Still we are fighting the disease with old techniques – contact-tracing, isolation and masks. While I agree that one need not discard trusted solutions yet at this stage, there is the other challenge – livelihoods and economy, and that is the reason for innovations. The more recent research on immunity being short-lived is sure to add another challenge. Again, a reason to better understand our immunity conditions developed through diet and lifestyle etc. Research results of Prof Neelika’s group at USJPura are awaited, as they have done so much, from detecting the first COVID-19 patient up to genomics on the virus. Research from UoM Prof Jayaweera’s group has been published on coughing and sneezing, an excellent review for planning out working with donning masks and safe distancing. At UoC, Dr. Sameera has published on a possible drug candidate through computer modelling. The issue is these stay as isolated works, as they are not part of the whole, and thus have no impact locally. Our media is not describing such information with depth, driving up the required literacy. Still, there is more space and prime time for astrology, even after its well-demonstrated ineptness to predict on what really matter. We will just follow an external directive without having the courage to discuss, plan and act differently. Embedding PDCA with innovation is sure to be useful. Remember the famous line of Shiv Kera – Winners do not do different things, they do things differently!

As an island, now with tourism closed and about 12000 monthly departures for jobs abroad stalled, one should imagine a new economic order to be introduced – a circular economy to be precise. In a circular economy, we would be mimicking nature, and that is not quite bad as nature has millions of years in history, and what it is doing now is probably the most sustainable. On the other hand, we are bludgeoning nature into submission, and in that process a small piece of biological material wrongly transferred has brought us down to our knees!

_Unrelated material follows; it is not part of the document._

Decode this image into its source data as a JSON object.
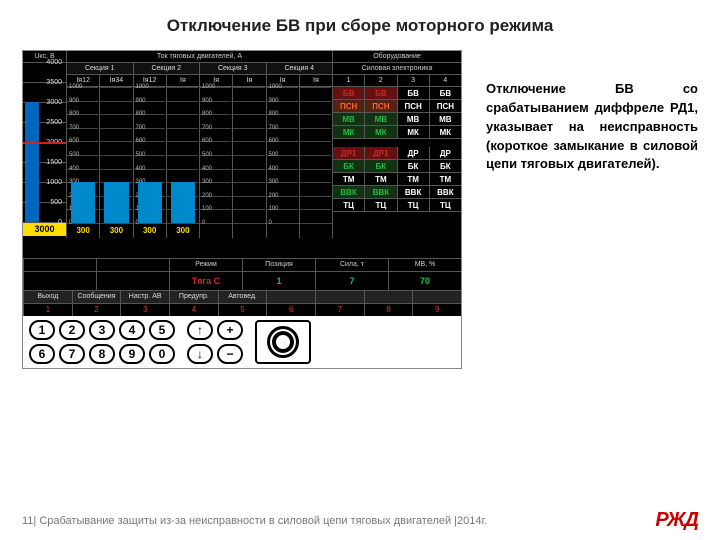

Nature works in ways that one always can say are mutually beneficial. We work to win, so a loser is a must – one yearns for a profit so someone should make a loss, and working relationships are built on power principles. 

COVID-19 is still present. Wishing it to go away is not materialising. Redefining the way forward with a strong purpose by building a resilient economy has to be achieved, rather than continuously cursing the curse! It is time to see the virus and the current situation differently.